I’m in the process of designing a layout template for my company’s next e-comm site and I’m attempting to make it 100% standards compliant (to me that means W3C validation for HTML 4.01 strict, CSS and Section 508 accessibility compliant) while making the pages scalable so that someone viewing the site on a 800×600 browser and someone viewing on a massive 72″ plasma can navigate the site with equal ease.
The problem I have discovered is that in order to create a scalable site (AFAIK) I must select some resolution to act as a base size. I chose 800×600 after reviewing the visitor resolutions reported on our current e-comm site from Google Analytics and noticing that it was the lowest resolution represented.

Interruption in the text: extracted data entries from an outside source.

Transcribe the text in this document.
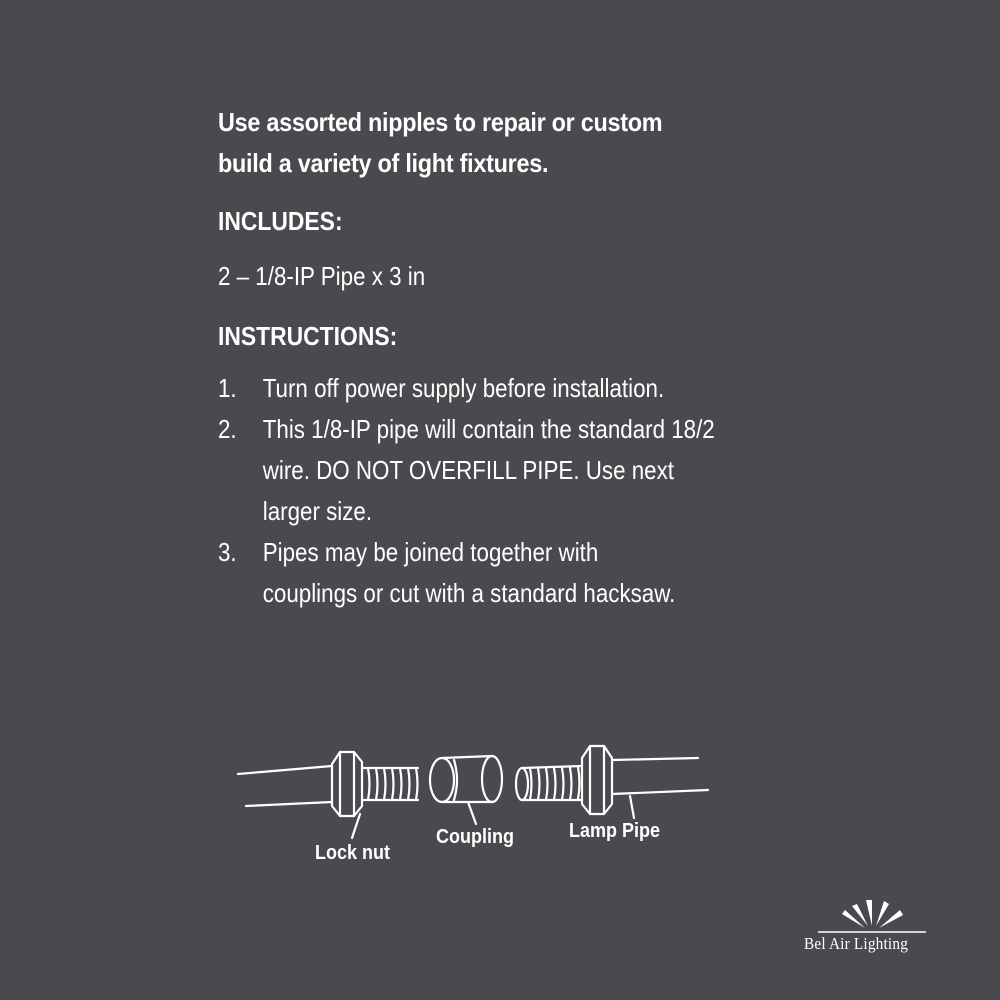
Use assorted nipples to repair or custom
build a variety of light fixtures.

INCLUDES:

2 – 1/8-IP Pipe x 3 in

INSTRUCTIONS:

1. Turn off power supply before installation.
2. This 1/8-IP pipe will contain the standard 18/2 wire. DO NOT OVERFILL PIPE. Use next larger size.
3. Pipes may be joined together with couplings or cut with a standard hacksaw.
Lock nut
Coupling	Lamp Pipe
Bel Air Lighting
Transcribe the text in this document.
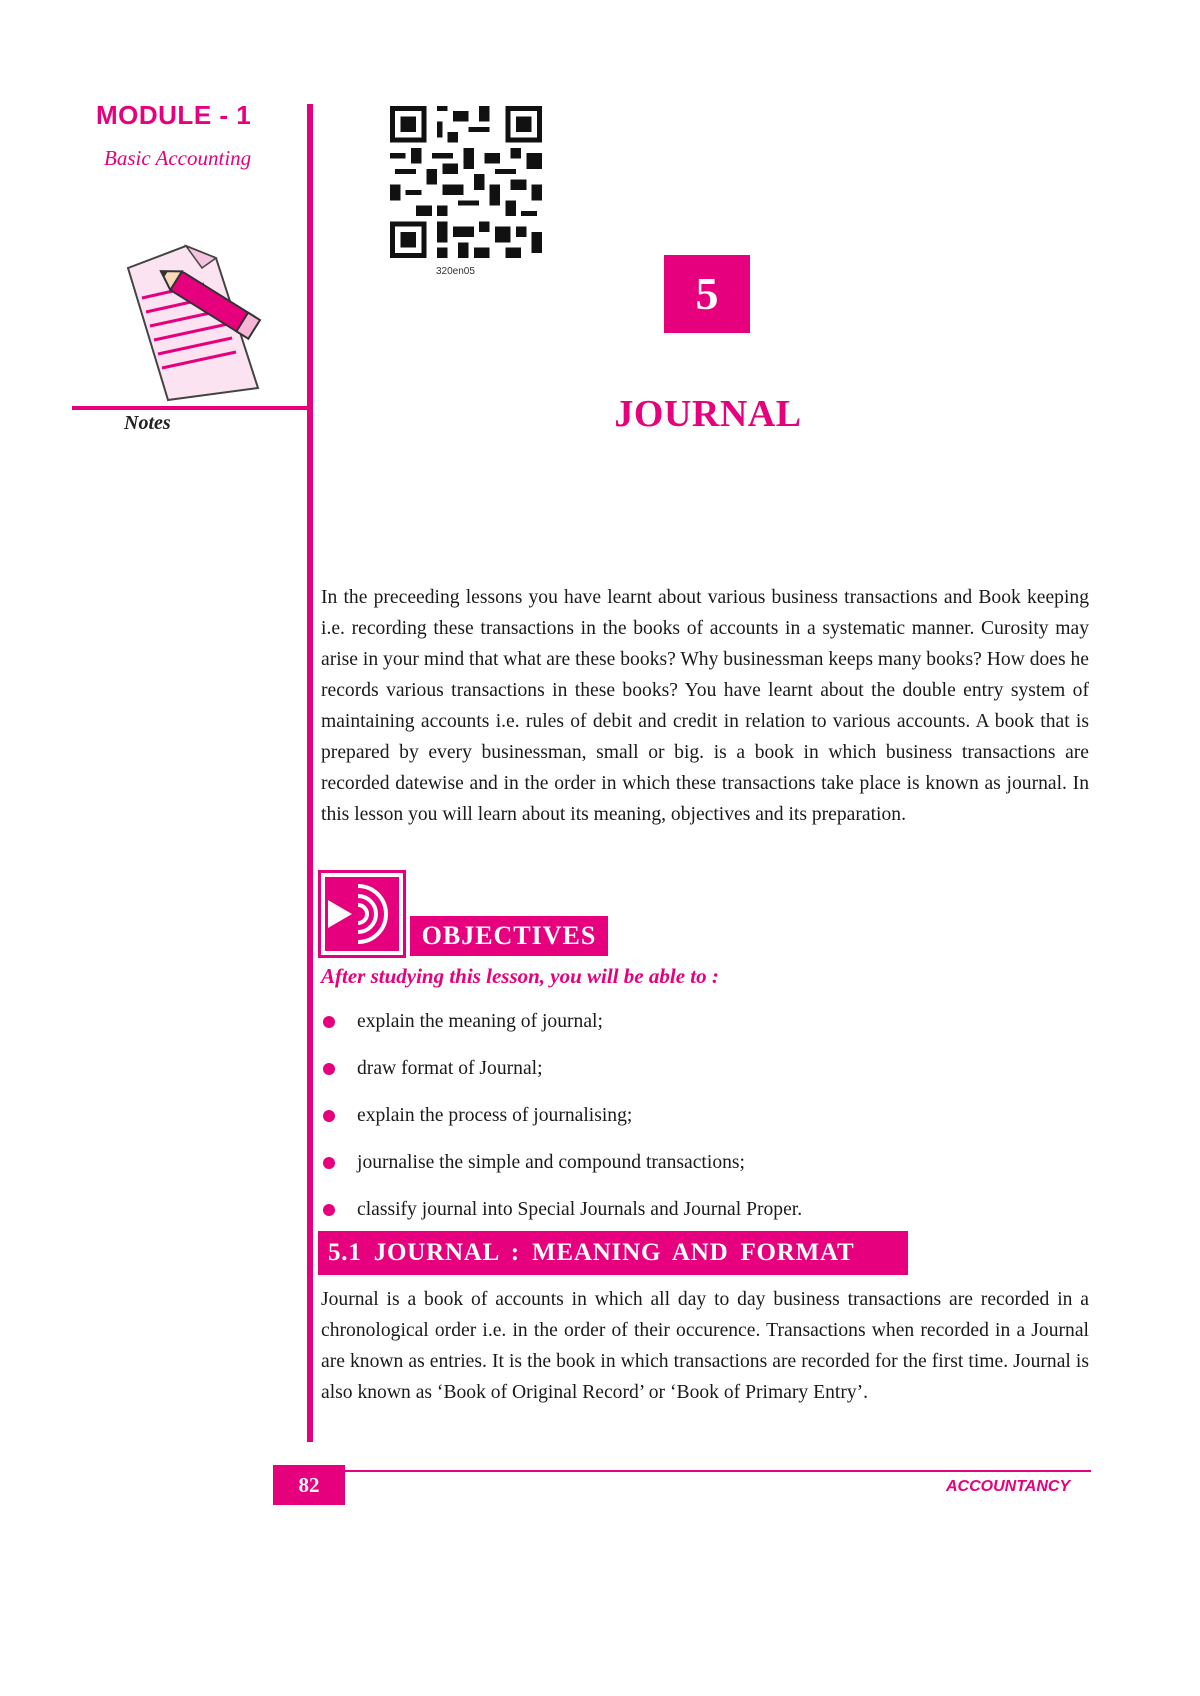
MODULE - 1
Basic Accounting
Notes
320en05	5
JOURNAL

In the preceeding lessons you have learnt about various business transactions and Book keeping i.e. recording these transactions in the books of accounts in a systematic manner. Curosity may arise in your mind that what are these books? Why businessman keeps many books? How does he records various transactions in these books? You have learnt about the double entry system of maintaining accounts i.e. rules of debit and credit in relation to various accounts. A book that is prepared by every businessman, small or big. is a book in which business transactions are recorded datewise and in the order in which these transactions take place is known as journal. In this lesson you will learn about its meaning, objectives and its preparation.

OBJECTIVES
After studying this lesson, you will be able to :
explain the meaning of journal;
draw format of Journal;
explain the process of journalising;
journalise the simple and compound transactions;
classify journal into Special Journals and Journal Proper.
5.1 JOURNAL : MEANING AND FORMAT

Journal is a book of accounts in which all day to day business transactions are recorded in a chronological order i.e. in the order of their occurence. Transactions when recorded in a Journal are known as entries. It is the book in which transactions are recorded for the first time. Journal is also known as ‘Book of Original Record’ or ‘Book of Primary Entry’.

82	ACCOUNTANCY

One of the things I’d like to know is if I’m correct in this assumption, and if I’m on the right track to creating a truly scalable website.
Another question I have is, is scalability an important aspect of designing a good layout or am I wasting my time on something that people won’t even bother with? I understand the need for standards compliance and I’m all for it (though this is the first site I’m designing on my own from the ground up that will be 100% compliant), but as far as scalability I’m not sure if it’s something that will actually be appreciated. Any feedback from fellow web designers would be welcome.
I have a sample of the current layout live if you’d like to see what I mean (as I said it’s currently optimized to go no lower then 800×600, but scaling up is just fine). Please ignore the very rough look of things as this is just a layout proposal.